In Nagle's view, TV execs should always remember to maintain a balanced diet on their skeds. "You have one show that gets ratings, and one show that is really important and has an impact on the human soul," Nagle said. "It's part of what TV does."
"Law & Order: SVU" star Chris Meloni wrapped up the night on a light note in presenting the award for the "SVU" seg that was anything but frothy. (Click here to watch a clip via Hulu.) "Harm," penned by staffer Josh Singer, posed the timely question of whether the use of torture is ever justified in with an episode that examined a murder case involving a psychiatrist who'd just returned to the U.S. after working in Iraq on some hard-hitting witness interrogation techniques.
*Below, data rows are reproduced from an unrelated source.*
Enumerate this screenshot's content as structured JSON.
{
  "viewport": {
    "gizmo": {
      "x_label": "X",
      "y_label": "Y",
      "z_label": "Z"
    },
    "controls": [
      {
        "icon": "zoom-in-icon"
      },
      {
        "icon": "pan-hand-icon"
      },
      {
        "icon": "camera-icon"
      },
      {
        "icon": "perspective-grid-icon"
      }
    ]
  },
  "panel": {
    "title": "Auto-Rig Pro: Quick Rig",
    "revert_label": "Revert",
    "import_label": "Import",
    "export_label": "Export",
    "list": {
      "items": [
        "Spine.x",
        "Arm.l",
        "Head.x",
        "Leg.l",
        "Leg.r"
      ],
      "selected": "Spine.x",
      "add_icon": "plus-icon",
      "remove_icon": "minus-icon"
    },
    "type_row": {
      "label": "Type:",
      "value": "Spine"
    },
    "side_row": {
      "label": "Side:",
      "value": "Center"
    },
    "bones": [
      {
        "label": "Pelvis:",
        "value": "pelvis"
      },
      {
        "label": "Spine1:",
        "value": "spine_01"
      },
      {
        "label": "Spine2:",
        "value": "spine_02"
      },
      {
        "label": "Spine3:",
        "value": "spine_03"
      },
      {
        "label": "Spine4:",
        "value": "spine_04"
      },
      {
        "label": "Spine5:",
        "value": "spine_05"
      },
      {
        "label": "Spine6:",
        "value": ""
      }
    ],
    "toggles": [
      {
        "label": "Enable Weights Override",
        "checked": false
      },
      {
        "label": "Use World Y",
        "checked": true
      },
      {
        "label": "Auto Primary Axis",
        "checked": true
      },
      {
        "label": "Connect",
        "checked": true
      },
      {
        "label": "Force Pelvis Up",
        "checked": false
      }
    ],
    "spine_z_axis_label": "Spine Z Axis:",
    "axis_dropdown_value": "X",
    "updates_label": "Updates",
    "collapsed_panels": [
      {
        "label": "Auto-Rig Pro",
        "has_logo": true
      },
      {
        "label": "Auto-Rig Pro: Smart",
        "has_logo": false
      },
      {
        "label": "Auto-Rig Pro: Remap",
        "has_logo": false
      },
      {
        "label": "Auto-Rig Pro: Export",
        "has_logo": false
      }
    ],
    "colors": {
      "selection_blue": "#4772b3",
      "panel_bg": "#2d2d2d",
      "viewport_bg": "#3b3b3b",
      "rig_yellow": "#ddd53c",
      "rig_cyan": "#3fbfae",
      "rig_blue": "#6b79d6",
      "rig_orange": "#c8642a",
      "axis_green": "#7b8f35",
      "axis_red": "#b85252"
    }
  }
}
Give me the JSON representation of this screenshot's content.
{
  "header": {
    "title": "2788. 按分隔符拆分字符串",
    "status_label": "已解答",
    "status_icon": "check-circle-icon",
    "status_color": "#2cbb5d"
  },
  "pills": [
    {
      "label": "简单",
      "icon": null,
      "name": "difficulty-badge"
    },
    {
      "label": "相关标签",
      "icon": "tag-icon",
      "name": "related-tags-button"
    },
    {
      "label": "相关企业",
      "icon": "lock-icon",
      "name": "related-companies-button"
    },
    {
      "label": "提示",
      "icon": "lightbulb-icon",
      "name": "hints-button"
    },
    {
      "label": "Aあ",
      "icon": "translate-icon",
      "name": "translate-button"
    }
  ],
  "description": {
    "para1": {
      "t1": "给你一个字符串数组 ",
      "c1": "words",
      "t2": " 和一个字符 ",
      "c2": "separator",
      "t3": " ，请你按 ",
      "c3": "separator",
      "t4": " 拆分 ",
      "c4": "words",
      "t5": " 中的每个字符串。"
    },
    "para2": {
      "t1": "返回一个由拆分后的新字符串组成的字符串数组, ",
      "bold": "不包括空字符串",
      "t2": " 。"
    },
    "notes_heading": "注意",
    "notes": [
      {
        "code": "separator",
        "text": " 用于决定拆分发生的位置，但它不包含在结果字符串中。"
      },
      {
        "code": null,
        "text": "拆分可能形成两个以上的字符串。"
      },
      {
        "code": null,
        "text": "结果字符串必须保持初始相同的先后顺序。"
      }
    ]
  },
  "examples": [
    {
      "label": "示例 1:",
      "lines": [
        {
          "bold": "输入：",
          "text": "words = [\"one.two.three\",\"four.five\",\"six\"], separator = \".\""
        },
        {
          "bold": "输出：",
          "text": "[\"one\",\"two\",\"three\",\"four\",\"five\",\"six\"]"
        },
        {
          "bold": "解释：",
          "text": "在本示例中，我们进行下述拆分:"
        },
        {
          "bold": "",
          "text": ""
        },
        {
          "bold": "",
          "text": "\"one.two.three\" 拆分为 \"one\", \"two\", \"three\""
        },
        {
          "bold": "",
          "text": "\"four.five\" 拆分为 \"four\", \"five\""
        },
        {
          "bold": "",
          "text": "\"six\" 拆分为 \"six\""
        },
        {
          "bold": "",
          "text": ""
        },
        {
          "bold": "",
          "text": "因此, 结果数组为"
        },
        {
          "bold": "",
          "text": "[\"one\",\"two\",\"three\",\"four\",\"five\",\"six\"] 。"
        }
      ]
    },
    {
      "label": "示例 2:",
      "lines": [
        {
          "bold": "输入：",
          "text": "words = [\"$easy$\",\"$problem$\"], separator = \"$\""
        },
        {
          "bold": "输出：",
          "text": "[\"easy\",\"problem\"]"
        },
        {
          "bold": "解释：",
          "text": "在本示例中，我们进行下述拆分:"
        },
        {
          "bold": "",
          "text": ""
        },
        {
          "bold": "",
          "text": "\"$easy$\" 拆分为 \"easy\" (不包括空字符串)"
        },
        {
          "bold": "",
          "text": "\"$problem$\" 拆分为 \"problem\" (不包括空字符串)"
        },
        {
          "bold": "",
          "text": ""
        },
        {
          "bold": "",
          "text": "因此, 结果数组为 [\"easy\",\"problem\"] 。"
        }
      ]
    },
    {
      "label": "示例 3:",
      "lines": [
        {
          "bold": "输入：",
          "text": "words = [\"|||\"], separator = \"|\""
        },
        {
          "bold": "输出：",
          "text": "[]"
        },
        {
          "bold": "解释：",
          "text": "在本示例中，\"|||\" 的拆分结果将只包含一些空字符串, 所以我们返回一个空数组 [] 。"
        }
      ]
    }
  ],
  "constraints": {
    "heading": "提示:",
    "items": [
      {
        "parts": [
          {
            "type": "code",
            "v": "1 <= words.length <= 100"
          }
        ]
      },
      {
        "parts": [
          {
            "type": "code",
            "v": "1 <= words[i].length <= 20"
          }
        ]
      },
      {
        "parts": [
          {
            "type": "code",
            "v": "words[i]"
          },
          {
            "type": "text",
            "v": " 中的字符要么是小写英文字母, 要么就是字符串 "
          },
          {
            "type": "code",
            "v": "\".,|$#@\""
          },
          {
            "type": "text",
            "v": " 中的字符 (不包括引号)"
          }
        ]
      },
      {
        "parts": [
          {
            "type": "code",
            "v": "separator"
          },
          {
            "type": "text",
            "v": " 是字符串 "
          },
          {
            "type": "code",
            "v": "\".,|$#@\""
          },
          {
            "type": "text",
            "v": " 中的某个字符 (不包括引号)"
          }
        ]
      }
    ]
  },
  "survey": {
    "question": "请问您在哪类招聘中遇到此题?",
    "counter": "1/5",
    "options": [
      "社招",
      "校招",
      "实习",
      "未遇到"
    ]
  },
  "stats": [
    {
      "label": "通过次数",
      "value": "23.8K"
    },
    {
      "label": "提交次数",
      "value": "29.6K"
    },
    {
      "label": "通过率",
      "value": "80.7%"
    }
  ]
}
Meloni couldn't get through the first line of the "SVU" preamble ("In the criminal justice system, sexually based offenses..."). "You can't make me read this!" Meloni protested, only half-jokingly, before calling to the stage "two emperors and the pope," aka "Law & Order: SVU" exec producers Neal Baer and Ted Kotcheff and the big boss, Dick Wolf (whose ring Meloni kissed before leaving the stage).
Baer (pictured left) gave a nod to NBC for allowing the show to tackle such a thorny, un-sexy issue involving constitutional rights vs. national security.
The country is "involved in a national debate. Is torture ever justified?" Baer said. "That really guaranteed that we got the response (to 'Harm') that we did."